Definition of an S Corporation
S Corporations are a special class of corporations whose income is not taxed at the business level. Instead, the individual shareholders in the S Corp are responsible for paying the corporation's taxes.
- Individual shareholders cannot be partnerships or corporations.
- Unlike C Corps, S Corps pay no income tax at the entity level. Instead, all profits and losses are passed to the shareholders, who then pay taxes (or take deductions for losses). Thus, S Corp shareholders bear all tax liability.
- Shareholders in an S Corp receive dividends and are (nominally) not W-2 employees, but can receive normal wages. The S Corp will report each shareholder's share of profit and loss on Schedule K-1 (Form 1120S).

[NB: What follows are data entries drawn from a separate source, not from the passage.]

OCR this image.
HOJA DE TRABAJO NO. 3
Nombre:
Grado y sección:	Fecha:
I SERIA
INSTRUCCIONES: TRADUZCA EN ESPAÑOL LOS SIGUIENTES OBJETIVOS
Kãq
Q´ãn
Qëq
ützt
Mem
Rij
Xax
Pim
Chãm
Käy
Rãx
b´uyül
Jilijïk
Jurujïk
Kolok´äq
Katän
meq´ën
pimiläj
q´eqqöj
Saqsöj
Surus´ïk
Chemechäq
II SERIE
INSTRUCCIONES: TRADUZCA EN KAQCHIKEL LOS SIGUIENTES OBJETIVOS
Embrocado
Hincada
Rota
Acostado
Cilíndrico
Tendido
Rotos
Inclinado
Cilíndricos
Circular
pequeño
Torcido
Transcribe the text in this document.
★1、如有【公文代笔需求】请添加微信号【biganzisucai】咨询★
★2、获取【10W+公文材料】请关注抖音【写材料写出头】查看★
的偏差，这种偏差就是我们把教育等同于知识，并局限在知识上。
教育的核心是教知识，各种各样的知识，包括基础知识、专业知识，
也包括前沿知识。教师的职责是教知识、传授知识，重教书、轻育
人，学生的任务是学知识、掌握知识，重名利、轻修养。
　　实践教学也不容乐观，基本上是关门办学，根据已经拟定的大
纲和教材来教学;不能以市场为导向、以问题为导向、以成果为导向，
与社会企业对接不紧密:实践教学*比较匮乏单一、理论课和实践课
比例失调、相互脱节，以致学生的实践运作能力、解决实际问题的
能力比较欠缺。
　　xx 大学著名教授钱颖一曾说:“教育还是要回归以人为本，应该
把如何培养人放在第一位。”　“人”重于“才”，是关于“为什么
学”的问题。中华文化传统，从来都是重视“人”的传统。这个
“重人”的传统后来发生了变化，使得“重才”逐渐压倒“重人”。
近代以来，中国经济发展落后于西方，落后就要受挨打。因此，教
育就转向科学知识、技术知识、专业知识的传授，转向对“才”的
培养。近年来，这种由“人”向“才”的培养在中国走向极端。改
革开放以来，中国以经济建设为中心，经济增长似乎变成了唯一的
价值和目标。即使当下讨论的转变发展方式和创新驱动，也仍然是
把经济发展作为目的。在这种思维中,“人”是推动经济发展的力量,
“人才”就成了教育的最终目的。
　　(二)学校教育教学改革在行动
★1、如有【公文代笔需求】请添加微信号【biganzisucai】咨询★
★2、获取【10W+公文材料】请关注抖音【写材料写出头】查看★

- Payments towards the cost of benefits for shareholders who own more than 2% of an S Corp (owners, treated by the IRS as partners in a partnerships) are considered part of the S Corp owner's income. These owners pay Federal income taxes on the cost of their benefits.
- S Corps may also have W-2 employees who are not also shareholders. If so, the S-Corp is subject to normal Federal (Income, FICA, FUTA) and State employment taxes (Income, SUI, SDI, etc.) on wages paid to employees, and will file Forms 940 (FUTA Tax return) and 941 (Quarterly Return for Income and FICA taxes) for amounts withheld.